If you're playing for fun and killing characters off isn't the height of enjoyment for you, AND you want to give your fantasy heroes a dramatic moment, have both players roll a dex save, then the catcher make an athletics save

if the athletics save was made, you can split the damage equally between both parties. each party can reduce their own damage by half if they've made the dex save.

and try to roll better the next time a monster that can fly grapples you.

KorvinStarmast
2017-07-28, 08:45 AM
Feather fall.
Where was the wizard or bard when all of this was going on?

Cybren
2017-07-28, 08:52 AM
As a DM I probably would have ruled it:
Automatic failure to catch the gnome safely. But if the Paladin really wanted to, I'd have allowed him a DC 15 Dex check (ie fairly hard) to see if both PCs split the full damage instead of just the Gnome taking it. Failure means they both take the full damage the Gnome would have.

In other words, if a player wants their PC to do something impossibly stupid, my instinct is to tell them they can't do the impossible part, then hand them a bone if they really want to do the stupid part, but with consequences for failure.
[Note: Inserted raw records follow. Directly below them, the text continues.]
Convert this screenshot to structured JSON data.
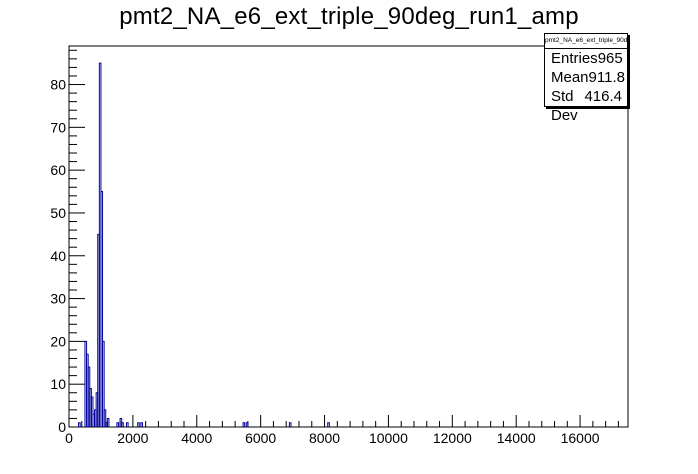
{
  "title": "pmt2_NA_e6_ext_triple_90deg_run1_amp",
  "stats": {
    "name": "pmt2_NA_e6_ext_triple_90deg_run1_amp",
    "entries_label": "Entries",
    "entries_value": "965",
    "mean_label": "Mean",
    "mean_value": "911.8",
    "stddev_label": "Std Dev",
    "stddev_value": "416.4"
  },
  "colors": {
    "histogram": "#000099",
    "axis": "#000000"
  },
  "chart_data": {
    "type": "bar",
    "title": "pmt2_NA_e6_ext_triple_90deg_run1_amp",
    "xlabel": "",
    "ylabel": "",
    "xlim": [
      0,
      17500
    ],
    "ylim": [
      0,
      89
    ],
    "bin_width": 50,
    "x_ticks": [
      0,
      2000,
      4000,
      6000,
      8000,
      10000,
      12000,
      14000,
      16000
    ],
    "x_tick_labels": [
      "0",
      "2000",
      "4000",
      "6000",
      "8000",
      "10000",
      "12000",
      "14000",
      "16000"
    ],
    "y_ticks": [
      0,
      10,
      20,
      30,
      40,
      50,
      60,
      70,
      80
    ],
    "y_tick_labels": [
      "0",
      "10",
      "20",
      "30",
      "40",
      "50",
      "60",
      "70",
      "80"
    ],
    "bins": [
      {
        "x": 300,
        "y": 1
      },
      {
        "x": 500,
        "y": 20
      },
      {
        "x": 550,
        "y": 17
      },
      {
        "x": 600,
        "y": 14
      },
      {
        "x": 650,
        "y": 9
      },
      {
        "x": 700,
        "y": 7
      },
      {
        "x": 750,
        "y": 3
      },
      {
        "x": 800,
        "y": 4
      },
      {
        "x": 850,
        "y": 8
      },
      {
        "x": 900,
        "y": 45
      },
      {
        "x": 950,
        "y": 85
      },
      {
        "x": 1000,
        "y": 55
      },
      {
        "x": 1050,
        "y": 20
      },
      {
        "x": 1100,
        "y": 4
      },
      {
        "x": 1150,
        "y": 1
      },
      {
        "x": 1200,
        "y": 2
      },
      {
        "x": 1500,
        "y": 1
      },
      {
        "x": 1600,
        "y": 2
      },
      {
        "x": 1650,
        "y": 1
      },
      {
        "x": 1800,
        "y": 1
      },
      {
        "x": 2150,
        "y": 1
      },
      {
        "x": 2250,
        "y": 1
      },
      {
        "x": 5450,
        "y": 1
      },
      {
        "x": 5550,
        "y": 1
      },
      {
        "x": 6900,
        "y": 1
      },
      {
        "x": 8100,
        "y": 1
      }
    ]
  }
}
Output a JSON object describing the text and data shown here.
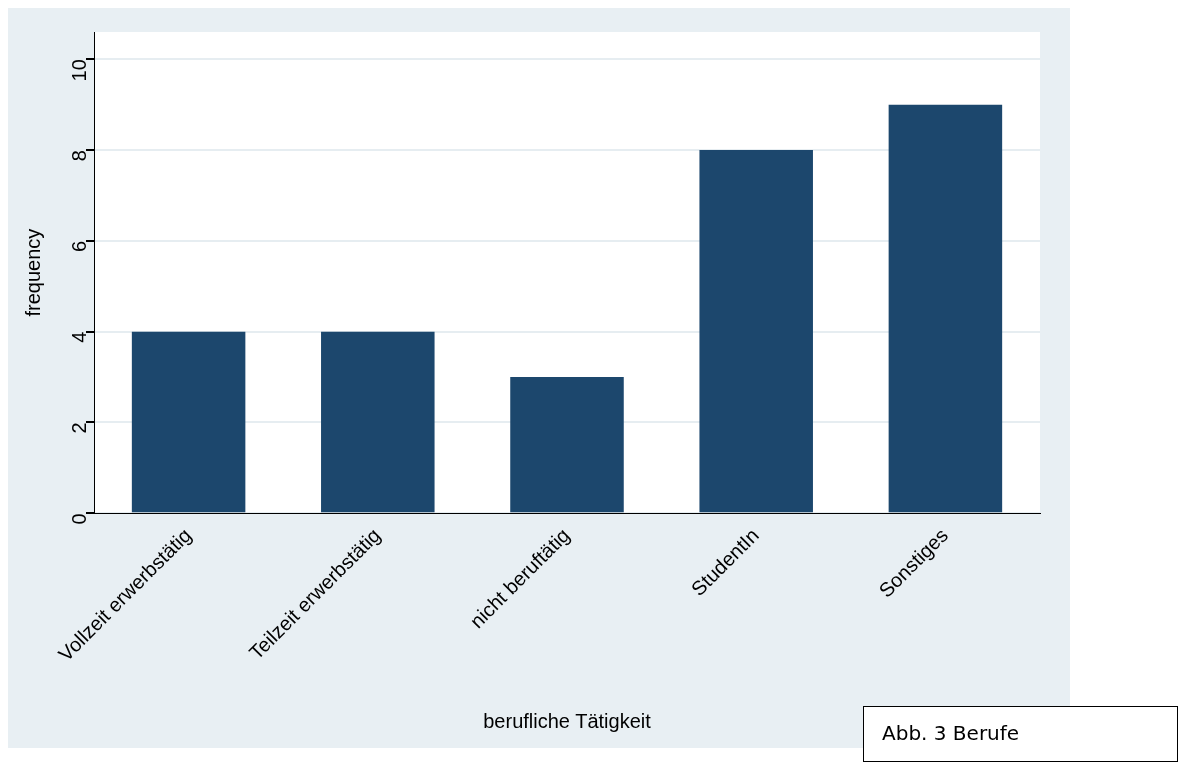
{
  "chart_data": {
    "type": "bar",
    "categories": [
      "Vollzeit erwerbstätig",
      "Teilzeit erwerbstätig",
      "nicht beruftätig",
      "StudentIn",
      "Sonstiges"
    ],
    "values": [
      4,
      4,
      3,
      8,
      9
    ],
    "color": "#1c476d",
    "xlabel": "berufliche Tätigkeit",
    "ylabel": "frequency",
    "ylim": [
      0,
      10.6
    ],
    "yticks": [
      0,
      2,
      4,
      6,
      8,
      10
    ],
    "grid": "y",
    "annotations": [
      "Abb. 3 Berufe"
    ]
  }
}
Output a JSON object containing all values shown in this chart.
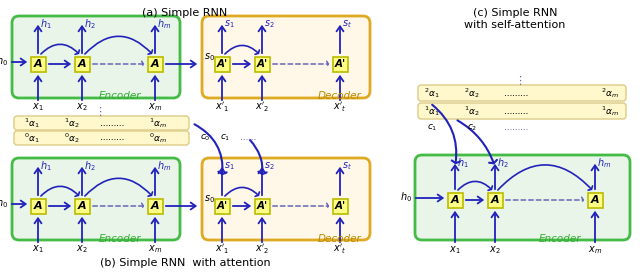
{
  "title_a": "(a) Simple RNN",
  "title_b": "(b) Simple RNN  with attention",
  "title_c": "(c) Simple RNN\nwith self-attention",
  "encoder_bg": "#e8f5e8",
  "decoder_bg": "#fff8e8",
  "box_fill": "#ffff88",
  "box_edge": "#bbbb00",
  "arrow_color": "#2222bb",
  "border_green": "#44bb44",
  "border_orange": "#ddaa22",
  "alpha_bg": "#fff8cc",
  "alpha_edge": "#ddcc88",
  "dots_color": "#6666bb"
}
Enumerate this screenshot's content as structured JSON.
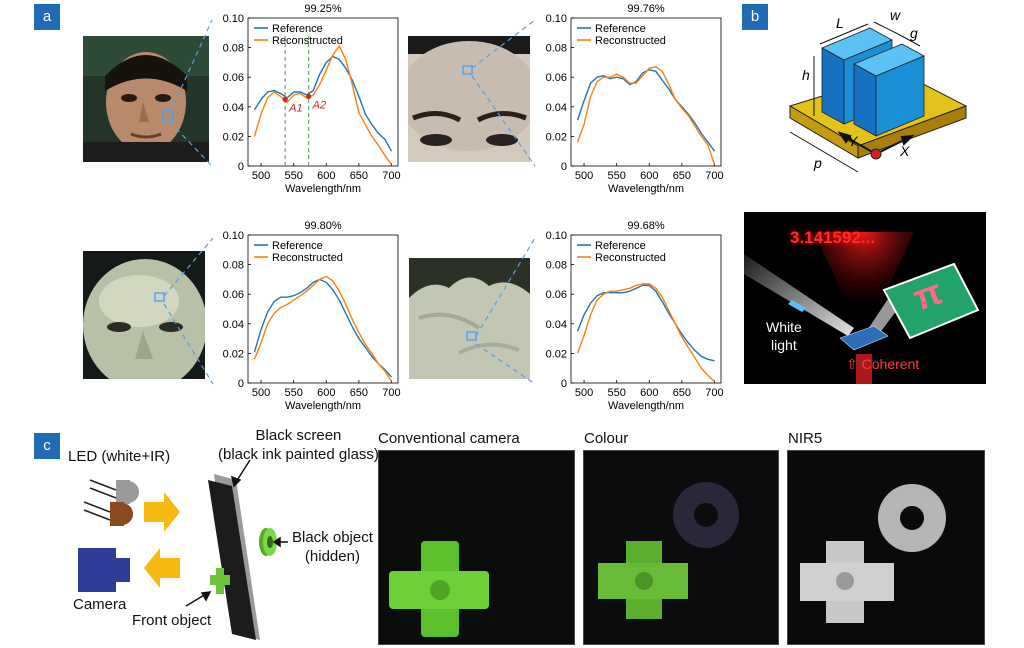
{
  "panel_labels": {
    "a": "a",
    "b": "b",
    "c": "c"
  },
  "panel_a": {
    "charts": [
      {
        "id": "a1",
        "title": "99.25%",
        "xlabel": "Wavelength/nm",
        "ylim": [
          0,
          0.1
        ],
        "xlim": [
          480,
          710
        ],
        "yticks": [
          "0.10",
          "0.08",
          "0.06",
          "0.04",
          "0.02",
          "0"
        ],
        "xticks": [
          "500",
          "550",
          "600",
          "650",
          "700"
        ],
        "legend": [
          "Reference",
          "Reconstructed"
        ],
        "annotations": [
          {
            "label": "A1",
            "x": 537,
            "y": 0.045
          },
          {
            "label": "A2",
            "x": 573,
            "y": 0.047
          }
        ],
        "guides": [
          537,
          573
        ]
      },
      {
        "id": "a2",
        "title": "99.76%",
        "xlabel": "Wavelength/nm",
        "yticks": [
          "0.10",
          "0.08",
          "0.06",
          "0.04",
          "0.02",
          "0"
        ],
        "xticks": [
          "500",
          "550",
          "600",
          "650",
          "700"
        ],
        "legend": [
          "Reference",
          "Reconstructed"
        ]
      },
      {
        "id": "a3",
        "title": "99.80%",
        "xlabel": "Wavelength/nm",
        "yticks": [
          "0.10",
          "0.08",
          "0.06",
          "0.04",
          "0.02",
          "0"
        ],
        "xticks": [
          "500",
          "550",
          "600",
          "650",
          "700"
        ],
        "legend": [
          "Reference",
          "Reconstructed"
        ]
      },
      {
        "id": "a4",
        "title": "99.68%",
        "xlabel": "Wavelength/nm",
        "yticks": [
          "0.10",
          "0.08",
          "0.06",
          "0.04",
          "0.02",
          "0"
        ],
        "xticks": [
          "500",
          "550",
          "600",
          "650",
          "700"
        ],
        "legend": [
          "Reference",
          "Reconstructed"
        ]
      }
    ]
  },
  "chart_data": [
    {
      "type": "line",
      "title": "99.25%",
      "xlabel": "Wavelength/nm",
      "ylabel": "",
      "xlim": [
        480,
        710
      ],
      "ylim": [
        0,
        0.1
      ],
      "series": [
        {
          "name": "Reference",
          "color": "#1f77b4",
          "x": [
            490,
            500,
            510,
            520,
            530,
            540,
            550,
            560,
            570,
            580,
            590,
            600,
            610,
            620,
            630,
            640,
            650,
            660,
            670,
            680,
            690,
            700
          ],
          "y": [
            0.038,
            0.045,
            0.05,
            0.051,
            0.049,
            0.046,
            0.05,
            0.05,
            0.048,
            0.051,
            0.062,
            0.07,
            0.074,
            0.072,
            0.066,
            0.058,
            0.047,
            0.035,
            0.028,
            0.022,
            0.018,
            0.01
          ]
        },
        {
          "name": "Reconstructed",
          "color": "#ff7f0e",
          "x": [
            490,
            500,
            510,
            520,
            530,
            540,
            550,
            560,
            570,
            580,
            590,
            600,
            610,
            620,
            630,
            640,
            650,
            660,
            670,
            680,
            690,
            700
          ],
          "y": [
            0.02,
            0.035,
            0.046,
            0.05,
            0.047,
            0.043,
            0.048,
            0.049,
            0.046,
            0.048,
            0.055,
            0.065,
            0.075,
            0.081,
            0.072,
            0.055,
            0.036,
            0.028,
            0.02,
            0.014,
            0.007,
            0.001
          ]
        }
      ]
    },
    {
      "type": "line",
      "title": "99.76%",
      "xlabel": "Wavelength/nm",
      "xlim": [
        480,
        710
      ],
      "ylim": [
        0,
        0.1
      ],
      "series": [
        {
          "name": "Reference",
          "color": "#1f77b4",
          "x": [
            490,
            500,
            510,
            520,
            530,
            540,
            550,
            560,
            570,
            580,
            590,
            600,
            610,
            620,
            630,
            640,
            650,
            660,
            670,
            680,
            690,
            700
          ],
          "y": [
            0.031,
            0.044,
            0.056,
            0.06,
            0.061,
            0.059,
            0.06,
            0.059,
            0.055,
            0.057,
            0.063,
            0.065,
            0.064,
            0.058,
            0.052,
            0.045,
            0.04,
            0.035,
            0.029,
            0.022,
            0.016,
            0.01
          ]
        },
        {
          "name": "Reconstructed",
          "color": "#ff7f0e",
          "x": [
            490,
            500,
            510,
            520,
            530,
            540,
            550,
            560,
            570,
            580,
            590,
            600,
            610,
            620,
            630,
            640,
            650,
            660,
            670,
            680,
            690,
            700
          ],
          "y": [
            0.016,
            0.028,
            0.047,
            0.057,
            0.06,
            0.06,
            0.062,
            0.06,
            0.056,
            0.056,
            0.061,
            0.066,
            0.067,
            0.064,
            0.055,
            0.045,
            0.039,
            0.034,
            0.027,
            0.02,
            0.014,
            0.001
          ]
        }
      ]
    },
    {
      "type": "line",
      "title": "99.80%",
      "xlabel": "Wavelength/nm",
      "xlim": [
        480,
        710
      ],
      "ylim": [
        0,
        0.1
      ],
      "series": [
        {
          "name": "Reference",
          "color": "#1f77b4",
          "x": [
            490,
            500,
            510,
            520,
            530,
            540,
            550,
            560,
            570,
            580,
            590,
            600,
            610,
            620,
            630,
            640,
            650,
            660,
            670,
            680,
            690,
            700
          ],
          "y": [
            0.021,
            0.036,
            0.048,
            0.055,
            0.058,
            0.058,
            0.059,
            0.061,
            0.064,
            0.068,
            0.07,
            0.068,
            0.063,
            0.056,
            0.047,
            0.038,
            0.03,
            0.024,
            0.018,
            0.013,
            0.009,
            0.004
          ]
        },
        {
          "name": "Reconstructed",
          "color": "#ff7f0e",
          "x": [
            490,
            500,
            510,
            520,
            530,
            540,
            550,
            560,
            570,
            580,
            590,
            600,
            610,
            620,
            630,
            640,
            650,
            660,
            670,
            680,
            690,
            700
          ],
          "y": [
            0.016,
            0.027,
            0.04,
            0.047,
            0.051,
            0.053,
            0.056,
            0.059,
            0.062,
            0.066,
            0.07,
            0.072,
            0.069,
            0.062,
            0.053,
            0.043,
            0.034,
            0.026,
            0.02,
            0.013,
            0.008,
            0.001
          ]
        }
      ]
    },
    {
      "type": "line",
      "title": "99.68%",
      "xlabel": "Wavelength/nm",
      "xlim": [
        480,
        710
      ],
      "ylim": [
        0,
        0.1
      ],
      "series": [
        {
          "name": "Reference",
          "color": "#1f77b4",
          "x": [
            490,
            500,
            510,
            520,
            530,
            540,
            550,
            560,
            570,
            580,
            590,
            600,
            610,
            620,
            630,
            640,
            650,
            660,
            670,
            680,
            690,
            700
          ],
          "y": [
            0.035,
            0.046,
            0.054,
            0.059,
            0.061,
            0.061,
            0.061,
            0.061,
            0.062,
            0.064,
            0.066,
            0.066,
            0.062,
            0.055,
            0.047,
            0.04,
            0.033,
            0.027,
            0.022,
            0.018,
            0.016,
            0.015
          ]
        },
        {
          "name": "Reconstructed",
          "color": "#ff7f0e",
          "x": [
            490,
            500,
            510,
            520,
            530,
            540,
            550,
            560,
            570,
            580,
            590,
            600,
            610,
            620,
            630,
            640,
            650,
            660,
            670,
            680,
            690,
            700
          ],
          "y": [
            0.02,
            0.032,
            0.046,
            0.056,
            0.06,
            0.062,
            0.062,
            0.063,
            0.064,
            0.066,
            0.067,
            0.067,
            0.064,
            0.058,
            0.049,
            0.04,
            0.031,
            0.024,
            0.017,
            0.01,
            0.005,
            0.001
          ]
        }
      ]
    }
  ],
  "panel_b": {
    "dims": {
      "L": "L",
      "w": "w",
      "g": "g",
      "h": "h",
      "p": "p",
      "Y": "Y",
      "X": "X"
    },
    "pi_value": "3.141592...",
    "pi_symbol": "π",
    "white_light": [
      "White",
      "light"
    ],
    "coherent": "Coherent",
    "colors": {
      "pillar": "#1b8fd6",
      "base": "#d6b412",
      "beam": "#d62020"
    }
  },
  "panel_c": {
    "led": "LED (white+IR)",
    "camera": "Camera",
    "front_object": "Front object",
    "screen": [
      "Black screen",
      "(black ink painted glass)"
    ],
    "black_object": [
      "Black object",
      "(hidden)"
    ],
    "images": [
      {
        "title": "Conventional camera"
      },
      {
        "title": "Colour"
      },
      {
        "title": "NIR5"
      }
    ],
    "colors": {
      "camera": "#2e3c9a",
      "arrow": "#f5b90f",
      "object": "#6bc43a"
    }
  }
}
This was my first instinct too. You basically both take damage as you're agreeing to get hit, but with resistance if you succeed.

Tanarii
2017-07-28, 10:56 AM
I'd say Dext (acrobatics) check with advantage to catch the falling person (provided they were not falling too far away) because it is cinematic. The rules are a verisimilitude of reality after all.
Did you mean not a verisimilitude of reality? Which still doesn't make any sense grammatically. But regardless, "cinematic" usually means the bare minimum of "verisimilitude", or appearance of reality, you can get away with. Or just throwing the appearance of reality out the window completely.

Joe the Rat
2017-07-28, 11:45 AM
I probably would have made it a Strength check to play to the characters.. uh.. strengths. Very high DC. But no Athletics, everyone's obsessed with adding proficiencies to things that don't call of it.

I can see an argument for technique coming into play here, but either is a valid stance.

Just standing there to catch him: success means shared damage.
Grabbing your cloak to make a "net" (the awning effect): Strength to hold on, damage reduced; the Help action would work here.

Monks: Step of the wind up a tree, kick off, grab him, and slow-fall part of the damage. Or if he fits in one hand, use "deflect missiles" to toss him up 60'. Then it's only 6d6 damage.

Erys
2017-07-28, 04:54 PM
I would have allowed the PC to make either a Str, Dex, or Athletics check (which ever was highest) with every 5 points reducing the fall by ten feet. Falling PC takes augmented fall damage and catching PC takes half said damage as well.

Vulsutyr
2017-07-28, 08:50 PM
I agree that a check should only reduce the damage, not eliminate it. Str or dex could work, or maybe both.